For Bluetooth they disabled access to third party apps until it's audited and hardened enough. It's targeting mainstream public, security should be taken seriously.

For gtalk...I believe operators became nervous about free instant messaging, though this limitation could be very easily worked around with any kind of browser, but then it makes it not-installed-by-default (check IE share in the browser market:)) and much harder to integrate with phone functions like ringing, easy typing, popping up when active etc.

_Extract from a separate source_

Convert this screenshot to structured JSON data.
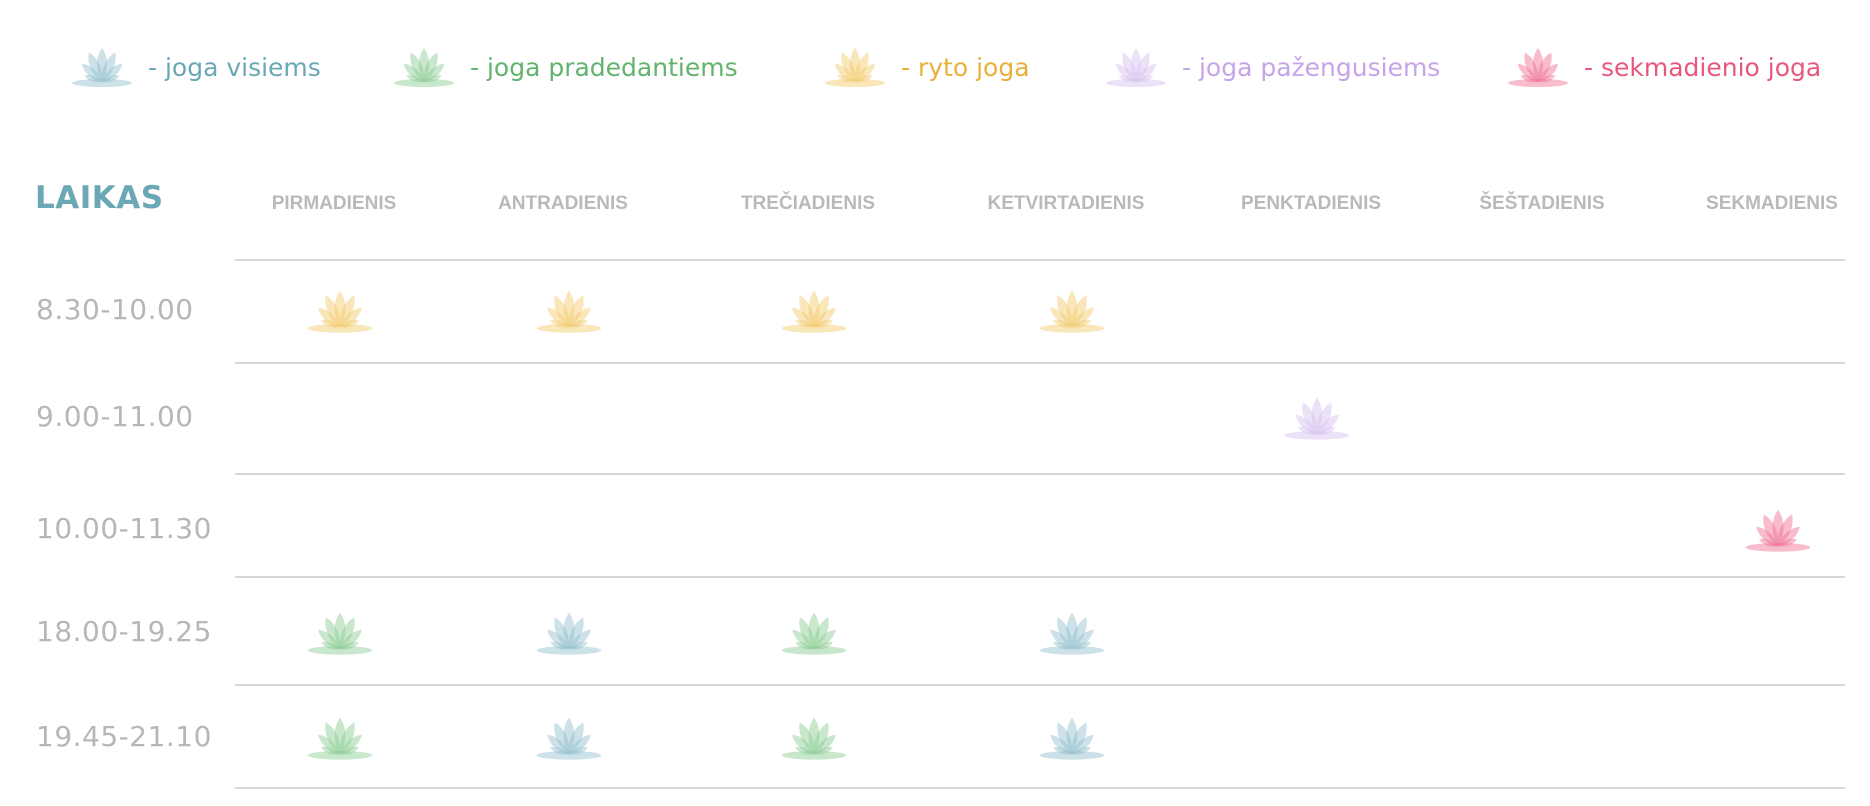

I hope both becomes in some form available in next version however (OTOH, it could become "forgotten").

RE: reasonable
by Kroc on Tue 26th Aug 2008 18:43 in reply to "reasonable"
Kroc Member since:
2005-11-10

Check IE share in the mobile browser market.

Reply Parent Bookmark Score: 1

RE[2]: reasonable
by siki_miki on Tue 26th Aug 2008 18:52 in reply to "RE: reasonable"
siki_miki Member since:
2006-01-17

I don't care about IE market share, It was just an analogy. Lots of people use IE just because it's installed by default. Similar effect had the MS push of MSN messenger, which in XP was annoyance and hard to even switch off without hacks.

No doubt, lots of people would do IM if gtalk app icon was an icon sitting on their mobile phone screen. No doubt telcos are afraid of that happening.